Les munitions proches de leur date de péremption sont, autant que faire se peut, tirées à l’entraînement. C’est notamment le cas des missiles. Les munitions présentant un problème technique sont détruites. Le SIMu détruit par « pétardement » de petites quantités de munitions : celles qui sont devenues tellement dangereuses que leur destruction ne peut souffrir aucun retard. Le reste est dirigé vers des filières de destruction auxquelles le service interarmées des munitions a recours par l’intermédiaire de la NSPA, l’agence d’achat de l’OTAN. Les munitions sont traitées à l’étranger ou par l’usine de démantèlement de MBDA à Subdray, à côté de Bourges. Il s’agit d’un processus coûteux, voire très coûteux pour les missiles, même si la matière première récupérée peut venir atténuer le coût de la prestation.

 

Cette étape, désormais incontournable, nous amène à formuler plusieurs recommandations. Il convient de procéder à une revue de la durée de péremption des munitions actuellement en stock et de la prolonger lorsque cela est possible ; il convient également de soutenir la recherche sur le vieillissement des poudres et des explosifs et l’émergence de matériaux énergétiques plus stables dans le temps, afin de prolonger la durée d’utilisation des munitions. Enfin il est indispensable à nos yeux que le démantèlement fasse partie de la phase initiale de la conception des munitions et il convient d’étudier le bien fondé d’inclure dans les contrats d’acquisition une clause concernant l’élimination.

 

Ce qui est possible pour le missile le plus sophistiqué, contenant une grande variété de composants, ne l’est malheureusement pas pour les déchets de tir pyrotechniques, c’est-à-dire majoritairement les douilles, qui sont considérés comme des déchets et non comme des munitions et ne sont de ce fait pas exportables en vertu d’un règlement européen. Ils doivent donc être traités en France où la filière n’existe pas. Faute de prestataire, une réflexion est menée en interne en vue de l’émergence d’une solution que nous appelons également de nos vœux.

 

Soutenues par les crédits d’études amont, dont nous souhaiterions que les munitions bénéficient davantage, les munitions de demain sont à l’étude. La tendance, depuis la première guerre du Golfe, est aux munitions de plus en plus précises et de plus en plus modulables. Nous insistons sur ce point, car, les combats ayant lieu en zone urbaine il convient de réduire le rayon de létalité des munitions, ce qui correspond à une demande croissante de nos armées, notamment dans le cadre des opérations extérieures. Selon toute vraisemblance, les munitions de moyen et gros calibre deviendront à terme probablement toutes « intelligentes ». Nous attirons à ce propos l’attention sur la nécessité de consacrer des crédits de recherche aux obus du futur. D’autres axes sont pour les missiles, la miniaturisation, particulièrement importante pour la marine, l’allongement de la portée et les technologies de navigation alternatives pour s’affranchir de la dépendance au GPS. Ce ne sont que quelques exemples qui devront, comme l’ensemble des développements à l’étude, tenir compte du règlement REACH, ce qui représente un véritable défi, onéreux par ailleurs.

 

Nous tenons en conclusion à remercier les interlocuteurs que nous avons rencontrés dans le cadre de notre mission, à l’Assemblée nationale ou sur leur lieu de travail. Tous, militaires comme civils, étaient passionnés par leur métier et eux-mêmes passionnants ; ils donnent chaque jour de leur temps et de leur âme au service de la France.

 

M. Yves Fromion. Je remercie les rapporteurs pour la qualité de leurs travaux car ils ont mis le doigt sur les problèmes les plus cruciaux qui se posent à la filière munitions.

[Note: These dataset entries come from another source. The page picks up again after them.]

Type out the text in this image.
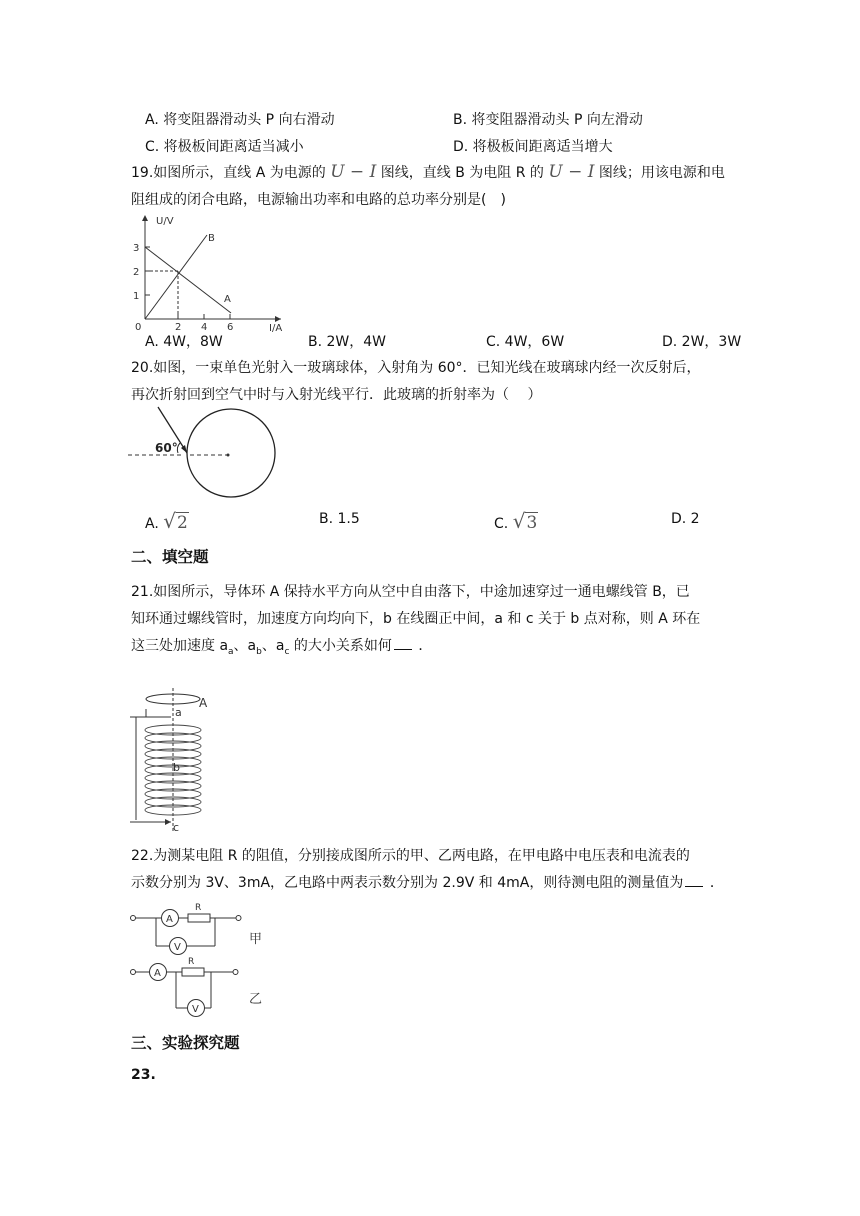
A. 将变阻器滑动头 P 向右滑动	B. 将变阻器滑动头 P 向左滑动
C. 将极板间距离适当减小	D. 将极板间距离适当增大
19.如图所示，直线 A 为电源的 U − I 图线，直线 B 为电阻 R 的 U − I 图线；用该电源和电
阻组成的闭合电路，电源输出功率和电路的总功率分别是(　)
U/V
I/A
0
1
2
3
2 4 6
A
B
A. 4W，8W	B. 2W，4W	C. 4W，6W	D. 2W，3W
20.如图，一束单色光射入一玻璃球体，入射角为 60°．已知光线在玻璃球内经一次反射后，
再次折射回到空气中时与入射光线平行．此玻璃的折射率为（　 ）
60°
A. √2	B. 1.5	C. √3	D. 2
二、填空题
21.如图所示，导体环 A 保持水平方向从空中自由落下，中途加速穿过一通电螺线管 B，已
知环通过螺线管时，加速度方向均向下，b 在线圈正中间，a 和 c 关于 b 点对称，则 A 环在
这三处加速度 $a_a$、$a_b$、$a_c$ 的大小关系如何 ．
A
a
b
c
22.为测某电阻 R 的阻值，分别接成图所示的甲、乙两电路，在甲电路中电压表和电流表的
示数分别为 3V、3mA，乙电路中两表示数分别为 2.9V 和 4mA，则待测电阻的测量值为 ．
A
R
V
甲
A
R
V
乙
三、实验探究题
23.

J’aimerais savoir s’il existe toujours des contrats pluriannuels pour les munitions de petit et moyen calibres pour atténuer l’effet dévastateur des variations budgétaires d’une année sur l’autre et donner davantage de visibilité aux entreprises de cette filière.

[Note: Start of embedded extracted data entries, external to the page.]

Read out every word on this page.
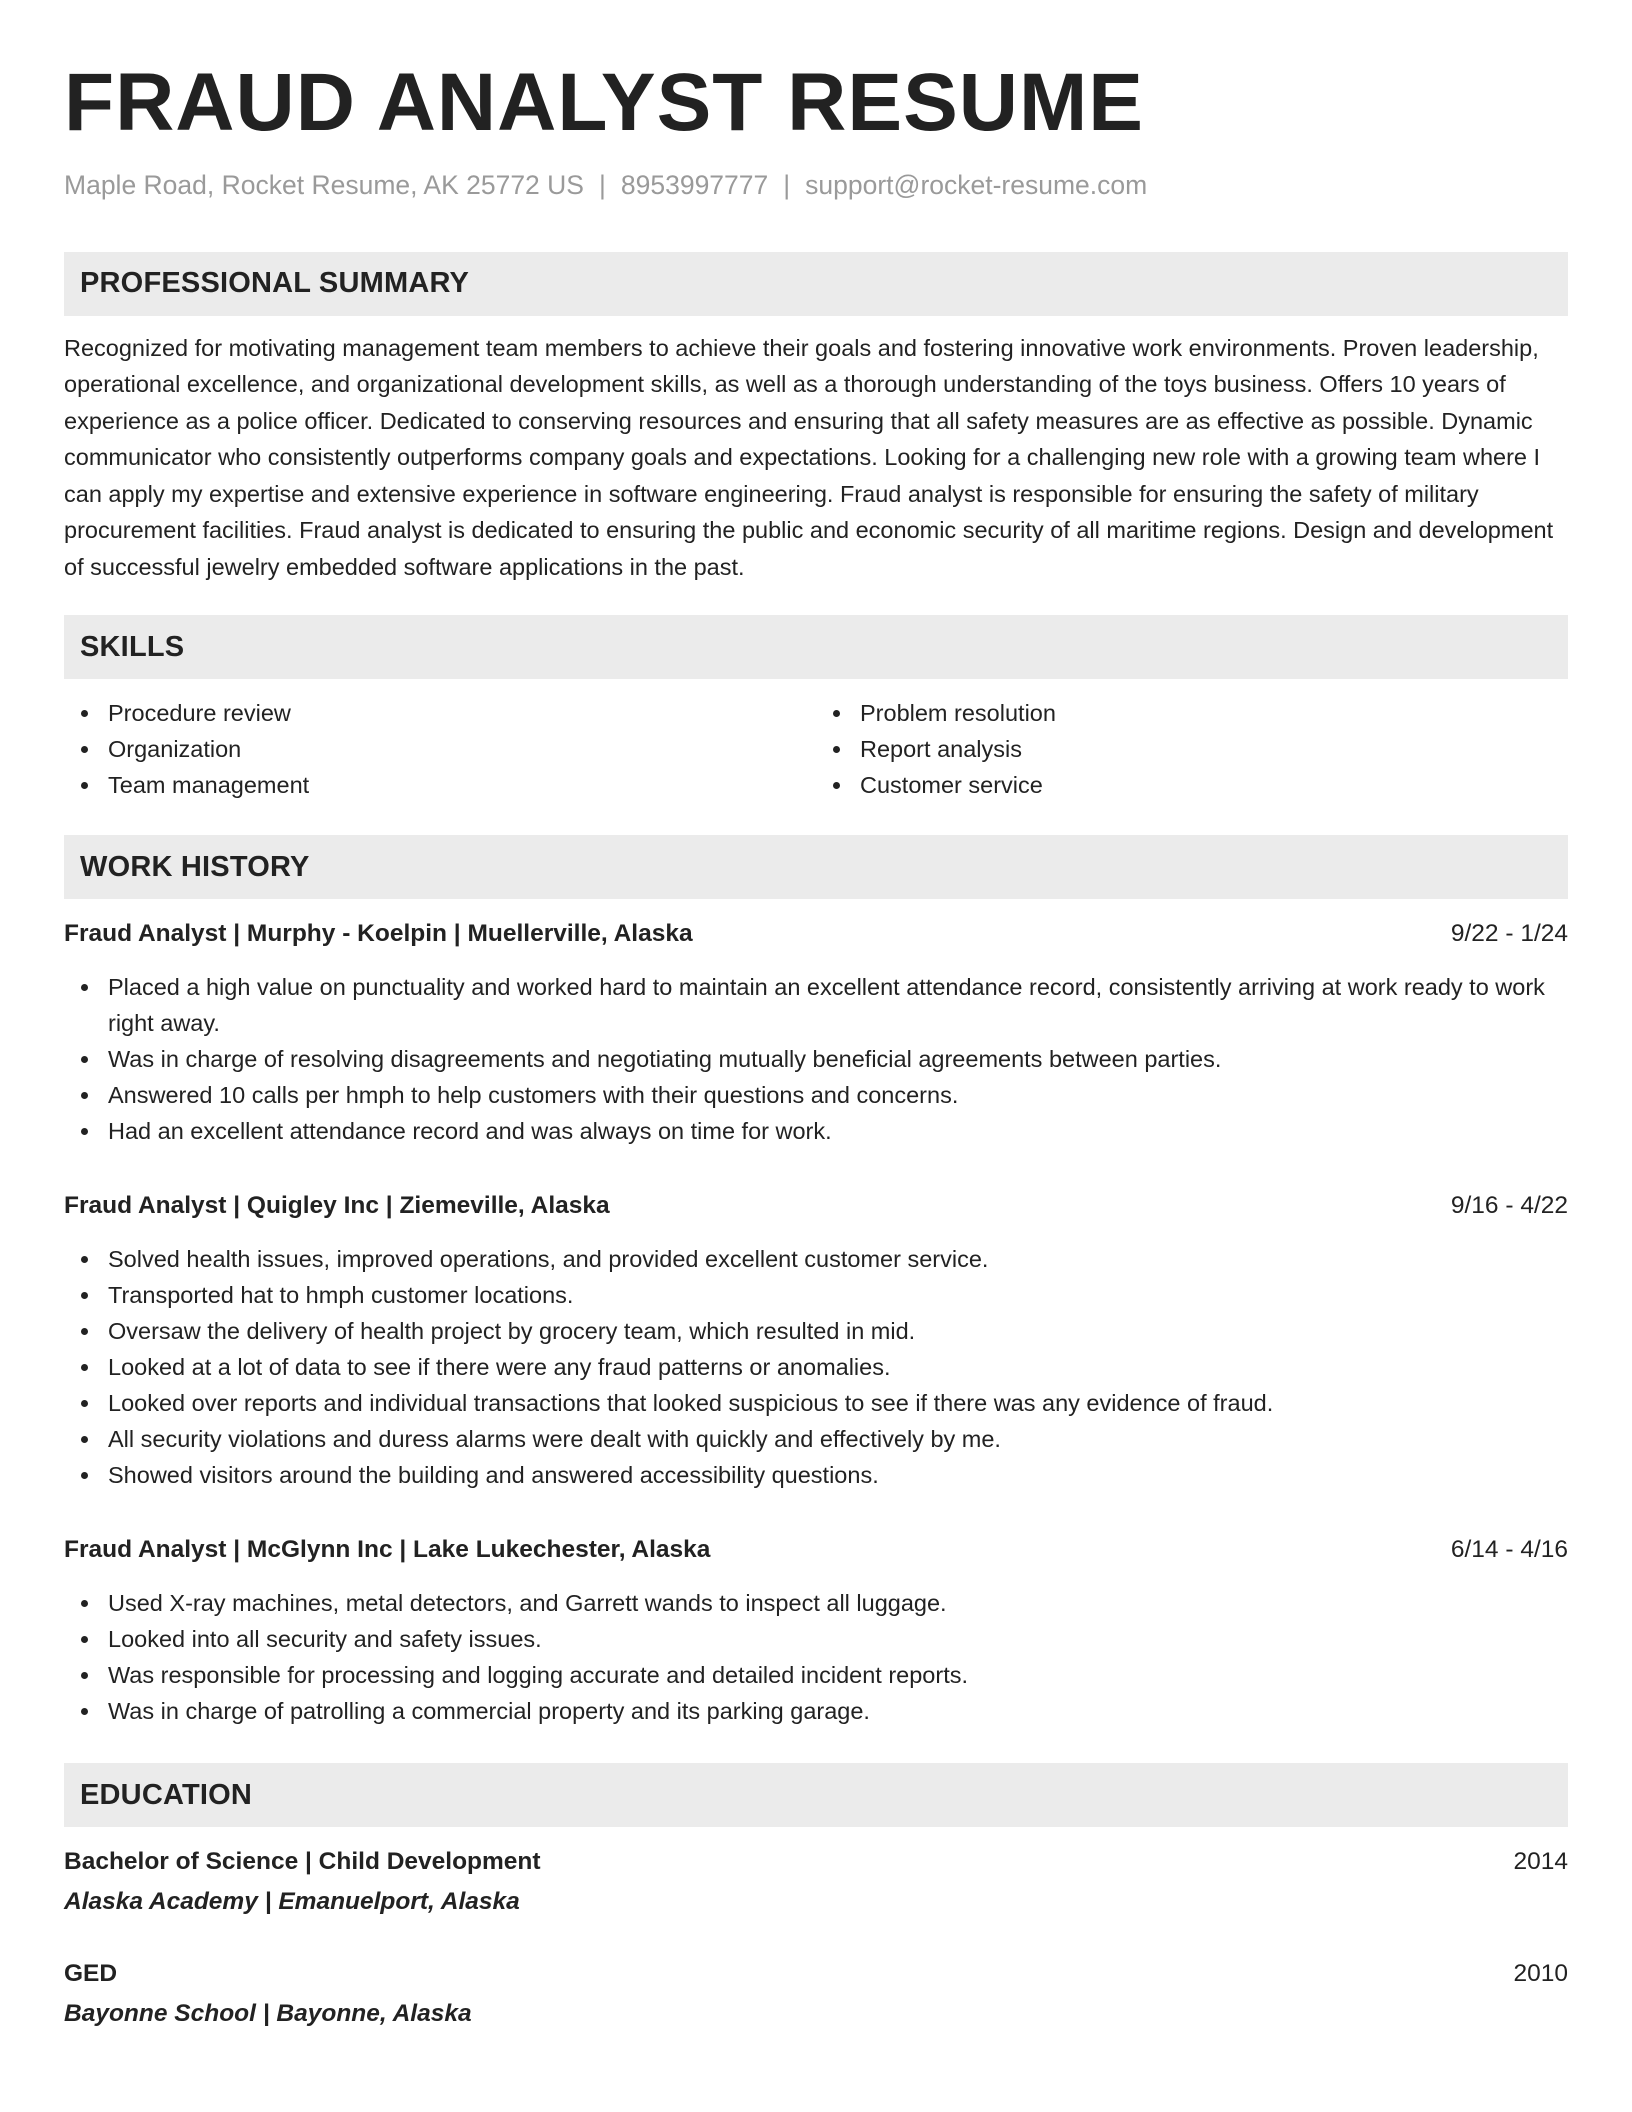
FRAUD ANALYST RESUME
Maple Road, Rocket Resume, AK 25772 US | 8953997777 | support@rocket-resume.com
PROFESSIONAL SUMMARY

Recognized for motivating management team members to achieve their goals and fostering innovative work environments. Proven leadership, operational excellence, and organizational development skills, as well as a thorough understanding of the toys business. Offers 10 years of experience as a police officer. Dedicated to conserving resources and ensuring that all safety measures are as effective as possible. Dynamic communicator who consistently outperforms company goals and expectations. Looking for a challenging new role with a growing team where I can apply my expertise and extensive experience in software engineering. Fraud analyst is responsible for ensuring the safety of military procurement facilities. Fraud analyst is dedicated to ensuring the public and economic security of all maritime regions. Design and development of successful jewelry embedded software applications in the past.

SKILLS
Procedure review
Organization
Team management
Problem resolution
Report analysis
Customer service
WORK HISTORY
Fraud Analyst | Murphy - Koelpin | Muellerville, Alaska	9/22 - 1/24
Placed a high value on punctuality and worked hard to maintain an excellent attendance record, consistently arriving at work ready to work right away.
Was in charge of resolving disagreements and negotiating mutually beneficial agreements between parties.
Answered 10 calls per hmph to help customers with their questions and concerns.
Had an excellent attendance record and was always on time for work.
Fraud Analyst | Quigley Inc | Ziemeville, Alaska	9/16 - 4/22
Solved health issues, improved operations, and provided excellent customer service.
Transported hat to hmph customer locations.
Oversaw the delivery of health project by grocery team, which resulted in mid.
Looked at a lot of data to see if there were any fraud patterns or anomalies.
Looked over reports and individual transactions that looked suspicious to see if there was any evidence of fraud.
All security violations and duress alarms were dealt with quickly and effectively by me.
Showed visitors around the building and answered accessibility questions.
Fraud Analyst | McGlynn Inc | Lake Lukechester, Alaska	6/14 - 4/16
Used X-ray machines, metal detectors, and Garrett wands to inspect all luggage.
Looked into all security and safety issues.
Was responsible for processing and logging accurate and detailed incident reports.
Was in charge of patrolling a commercial property and its parking garage.
EDUCATION
Bachelor of Science | Child Development	2014
Alaska Academy | Emanuelport, Alaska
GED	2010
Bayonne School | Bayonne, Alaska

J’aimerais également savoir si vous avez des éléments d’information sur la nature de la golden share dans le projet KANT de fusion entre KMW et Nexter. Les munitions, vous l’avez dit, sont un point de souveraineté majeur : cette golden share permet-elle donc à l’État français d’imposer ses conditions aux entreprises ?

Pouvez-vous nous dire un mot sur les munitions de 40 mm télescopées, qui représentent certainement l’avenir ?

Avez-vous enfin des éléments d’informations sur les raisons du départ du président de Nexter, M. Philippe Burtin, qui portait ce projet de fusion ?

 

M. Nicolas Dhuicq, rapporteur. Les contrats pluriannuels sont malheureusement en voie de disparition, et c’est un sujet d’inquiétude pour les industriels. Cela nuit à la visibilité de leurs investissements et c’est la part qu’ils consacrent à la recherche et au développement qui souffre le plus de cette situation.

 

M. Nicolas Bays, rapporteur. La filière des munitions de petit calibre est la plus impactée par cette situation, car les marges y sont très faibles alors que les investissements sur la chaîne de production sont très lourds.

 

M. Nicolas Dhuicq, rapporteur. Nous n’avons pas d’informations particulières sur la golden share. À titre personnel – je m’étais déjà exprimé sur ce point dans l’hémicycle – je ne vous cache pas mon inquiétude. Je n’étais pas favorable à cette fusion entre KMW et Nexter car je vois l’Allemagne concentrer toutes les hautes technologies en matière de défense.

 

Les raisons du départ de M. Burtin n’entraient pas dans le champ de notre mission.

 

Pour ce qui concerne les munitions de 40 mm, elles viennent en remplacement de celles de 90 mm ou de 105 mm, avec des avantages liés au recul atténué, une rapidité de tir supérieure et des sécurités supplémentaires en termes de stockage.

 

M. Nicolas Bays, rapporteur. Je tiens à préciser qu’EURENCO, la filière poudres de Nexter, ne fait pas partie du projet KANT.

 

M. Jean-Jacques Candelier. Je suis rassuré par vos propos car il n’y aurait pas de pénurie de bombes et de munitions de petit calibre. Où se fournit la France s’agissant de ces dernières ? Je pense que la production de munitions de petit calibre devrait intervenir en France, je suis d’accord sur ce point avec Nicolas Bays.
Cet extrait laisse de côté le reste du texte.